GAMEFISH (which also goes by the name Downrage) is a tool that belongs to the infamous hacking group Fancy Bear, also known as APT28 (Advanced Persistent Threat) and Sofacy. Fancy Bear is believed to originate from Russia and is known to have been active since 2004 so that it is fair to say that they are not new to this. These cyber crooks have a particular taste for high-profile political targets. This has lead malware experts to believe that Fancy Bear may be linked to the Russian Government and is likely operating on their behalf, to further Russian interests globally. One of Fancy Bear’s big-scale operations that took place rather recently was their attack launched against certain French political actors before the presidential elections in France in 2018.

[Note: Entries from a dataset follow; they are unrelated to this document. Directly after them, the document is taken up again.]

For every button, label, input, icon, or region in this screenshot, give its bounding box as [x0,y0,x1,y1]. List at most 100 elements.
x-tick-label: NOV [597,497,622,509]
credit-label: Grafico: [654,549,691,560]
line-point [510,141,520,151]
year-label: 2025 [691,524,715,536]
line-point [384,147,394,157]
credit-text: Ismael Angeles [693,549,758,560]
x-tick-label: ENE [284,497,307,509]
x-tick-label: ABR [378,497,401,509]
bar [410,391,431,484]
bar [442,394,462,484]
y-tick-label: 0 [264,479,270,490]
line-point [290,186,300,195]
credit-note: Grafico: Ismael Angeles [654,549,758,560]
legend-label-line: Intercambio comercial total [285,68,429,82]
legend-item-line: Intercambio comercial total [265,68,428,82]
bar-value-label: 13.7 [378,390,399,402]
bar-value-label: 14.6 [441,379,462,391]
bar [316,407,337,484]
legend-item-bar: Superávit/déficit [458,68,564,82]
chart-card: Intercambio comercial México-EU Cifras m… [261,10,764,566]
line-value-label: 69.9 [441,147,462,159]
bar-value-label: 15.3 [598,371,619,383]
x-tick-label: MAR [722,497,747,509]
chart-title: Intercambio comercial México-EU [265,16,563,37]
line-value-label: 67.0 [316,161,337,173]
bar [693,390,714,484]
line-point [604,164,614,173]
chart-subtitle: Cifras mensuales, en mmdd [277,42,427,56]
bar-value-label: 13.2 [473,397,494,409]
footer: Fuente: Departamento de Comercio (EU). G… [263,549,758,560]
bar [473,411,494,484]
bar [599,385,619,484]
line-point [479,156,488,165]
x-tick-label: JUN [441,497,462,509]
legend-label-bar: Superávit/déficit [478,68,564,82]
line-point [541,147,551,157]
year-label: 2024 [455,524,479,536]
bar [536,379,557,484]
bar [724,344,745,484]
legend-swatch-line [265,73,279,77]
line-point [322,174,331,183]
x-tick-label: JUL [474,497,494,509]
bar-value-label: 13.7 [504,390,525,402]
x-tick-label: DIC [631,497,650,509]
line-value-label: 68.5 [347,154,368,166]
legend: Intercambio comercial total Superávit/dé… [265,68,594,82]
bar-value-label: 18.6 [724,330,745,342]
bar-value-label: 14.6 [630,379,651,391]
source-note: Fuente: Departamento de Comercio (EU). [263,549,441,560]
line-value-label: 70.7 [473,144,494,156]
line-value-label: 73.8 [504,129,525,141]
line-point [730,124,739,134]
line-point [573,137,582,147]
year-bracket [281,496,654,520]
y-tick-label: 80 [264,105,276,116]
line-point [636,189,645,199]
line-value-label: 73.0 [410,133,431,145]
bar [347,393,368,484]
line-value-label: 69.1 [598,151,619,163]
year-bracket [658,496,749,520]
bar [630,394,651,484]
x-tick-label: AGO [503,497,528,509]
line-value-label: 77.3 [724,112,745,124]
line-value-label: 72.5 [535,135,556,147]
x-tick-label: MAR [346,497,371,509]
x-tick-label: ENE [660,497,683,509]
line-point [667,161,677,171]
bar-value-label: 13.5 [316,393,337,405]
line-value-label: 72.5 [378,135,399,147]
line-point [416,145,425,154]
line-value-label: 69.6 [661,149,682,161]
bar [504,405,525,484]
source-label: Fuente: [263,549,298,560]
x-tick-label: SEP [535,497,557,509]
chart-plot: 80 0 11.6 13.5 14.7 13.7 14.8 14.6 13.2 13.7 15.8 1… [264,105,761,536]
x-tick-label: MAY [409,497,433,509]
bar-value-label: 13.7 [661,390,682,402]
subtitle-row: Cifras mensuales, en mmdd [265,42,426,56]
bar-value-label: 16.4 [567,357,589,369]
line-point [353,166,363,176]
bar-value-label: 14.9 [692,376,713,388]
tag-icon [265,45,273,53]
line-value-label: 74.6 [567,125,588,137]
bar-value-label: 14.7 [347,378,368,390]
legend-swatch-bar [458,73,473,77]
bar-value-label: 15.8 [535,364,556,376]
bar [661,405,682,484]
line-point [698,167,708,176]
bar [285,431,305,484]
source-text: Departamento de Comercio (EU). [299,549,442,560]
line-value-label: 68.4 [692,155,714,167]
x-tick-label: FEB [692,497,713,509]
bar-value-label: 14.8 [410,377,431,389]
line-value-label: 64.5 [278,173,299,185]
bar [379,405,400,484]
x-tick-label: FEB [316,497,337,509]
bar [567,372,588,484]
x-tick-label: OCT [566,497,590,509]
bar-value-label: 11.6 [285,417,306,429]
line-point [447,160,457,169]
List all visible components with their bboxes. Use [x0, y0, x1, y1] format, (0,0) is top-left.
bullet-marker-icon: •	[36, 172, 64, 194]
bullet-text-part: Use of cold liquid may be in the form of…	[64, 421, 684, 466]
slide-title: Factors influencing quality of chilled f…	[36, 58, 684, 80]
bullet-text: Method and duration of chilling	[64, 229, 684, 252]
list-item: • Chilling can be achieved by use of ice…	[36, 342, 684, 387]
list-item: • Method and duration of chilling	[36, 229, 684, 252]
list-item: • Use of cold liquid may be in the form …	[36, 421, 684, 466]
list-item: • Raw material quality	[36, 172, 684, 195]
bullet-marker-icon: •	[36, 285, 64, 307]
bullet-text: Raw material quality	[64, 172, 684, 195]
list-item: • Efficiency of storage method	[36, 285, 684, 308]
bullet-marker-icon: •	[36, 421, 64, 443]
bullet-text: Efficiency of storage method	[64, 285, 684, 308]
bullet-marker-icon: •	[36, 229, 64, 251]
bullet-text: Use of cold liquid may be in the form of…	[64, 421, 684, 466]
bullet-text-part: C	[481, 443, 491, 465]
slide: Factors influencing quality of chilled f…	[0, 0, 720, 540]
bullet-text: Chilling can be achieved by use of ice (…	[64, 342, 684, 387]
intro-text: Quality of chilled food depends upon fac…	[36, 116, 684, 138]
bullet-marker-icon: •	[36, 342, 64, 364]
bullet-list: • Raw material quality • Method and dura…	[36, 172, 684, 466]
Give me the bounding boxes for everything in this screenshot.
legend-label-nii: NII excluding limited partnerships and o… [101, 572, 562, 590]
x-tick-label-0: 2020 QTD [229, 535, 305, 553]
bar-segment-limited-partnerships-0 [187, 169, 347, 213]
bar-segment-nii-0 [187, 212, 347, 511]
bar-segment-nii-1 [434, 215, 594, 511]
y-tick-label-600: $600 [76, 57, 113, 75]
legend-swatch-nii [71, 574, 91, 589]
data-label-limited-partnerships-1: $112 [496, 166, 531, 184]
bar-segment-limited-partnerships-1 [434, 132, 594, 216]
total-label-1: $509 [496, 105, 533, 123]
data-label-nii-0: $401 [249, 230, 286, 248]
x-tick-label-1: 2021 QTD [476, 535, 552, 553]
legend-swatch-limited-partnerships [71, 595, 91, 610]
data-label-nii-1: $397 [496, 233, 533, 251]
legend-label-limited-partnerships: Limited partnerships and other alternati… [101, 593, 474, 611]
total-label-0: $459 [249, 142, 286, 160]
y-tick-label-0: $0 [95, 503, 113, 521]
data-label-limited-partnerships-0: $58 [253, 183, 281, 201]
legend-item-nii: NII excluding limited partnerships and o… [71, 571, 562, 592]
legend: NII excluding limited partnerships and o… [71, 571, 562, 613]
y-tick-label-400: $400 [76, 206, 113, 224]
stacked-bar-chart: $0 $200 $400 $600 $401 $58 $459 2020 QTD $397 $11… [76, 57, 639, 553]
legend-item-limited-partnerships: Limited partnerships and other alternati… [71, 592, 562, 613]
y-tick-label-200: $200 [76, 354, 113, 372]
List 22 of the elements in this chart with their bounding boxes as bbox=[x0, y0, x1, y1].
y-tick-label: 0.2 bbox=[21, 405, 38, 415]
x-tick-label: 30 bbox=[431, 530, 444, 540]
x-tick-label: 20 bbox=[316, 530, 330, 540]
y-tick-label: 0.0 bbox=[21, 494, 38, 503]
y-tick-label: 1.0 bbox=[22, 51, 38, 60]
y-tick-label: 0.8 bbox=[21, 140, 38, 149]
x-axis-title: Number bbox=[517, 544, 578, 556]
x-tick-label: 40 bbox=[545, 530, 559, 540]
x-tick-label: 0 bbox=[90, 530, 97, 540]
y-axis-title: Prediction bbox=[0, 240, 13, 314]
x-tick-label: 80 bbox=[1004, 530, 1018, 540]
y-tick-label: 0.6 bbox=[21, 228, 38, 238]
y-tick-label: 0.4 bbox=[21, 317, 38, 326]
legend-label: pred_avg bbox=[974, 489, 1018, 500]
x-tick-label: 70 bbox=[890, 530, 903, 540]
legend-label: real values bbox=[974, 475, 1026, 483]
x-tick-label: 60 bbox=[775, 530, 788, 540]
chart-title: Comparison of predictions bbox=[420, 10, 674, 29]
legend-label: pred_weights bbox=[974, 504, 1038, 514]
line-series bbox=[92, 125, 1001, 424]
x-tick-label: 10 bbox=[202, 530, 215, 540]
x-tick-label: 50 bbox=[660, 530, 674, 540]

It is likely that the GAMEFISH tool is used in the first stage of an attack as its features include the ability to collect network and system data regarding the infiltrated host and forward it to the attackers. The GAMEFISH loader also is capable of receiving commands, which would then set it off to download and execute a second threat. Cybersecurity experts have detected several other threats, which have been used as a secondary payload in previous campaigns involving the GAMEFISH tool. Among them are Xagent, Usbstealer, XTunnel and Downdelph. These hacking tools are known to be a part of the vast arsenal of Fancy Bear.
As Fancy Bear is not known for discarding its tools after one campaign, it is likely that it will continue to employ the GAMEFISH tool in future operations. Prominent hacking groups like Fancy Bear also tend to improve and update their hacking tools so the GAMEFISH loader may become even more threatening in the future.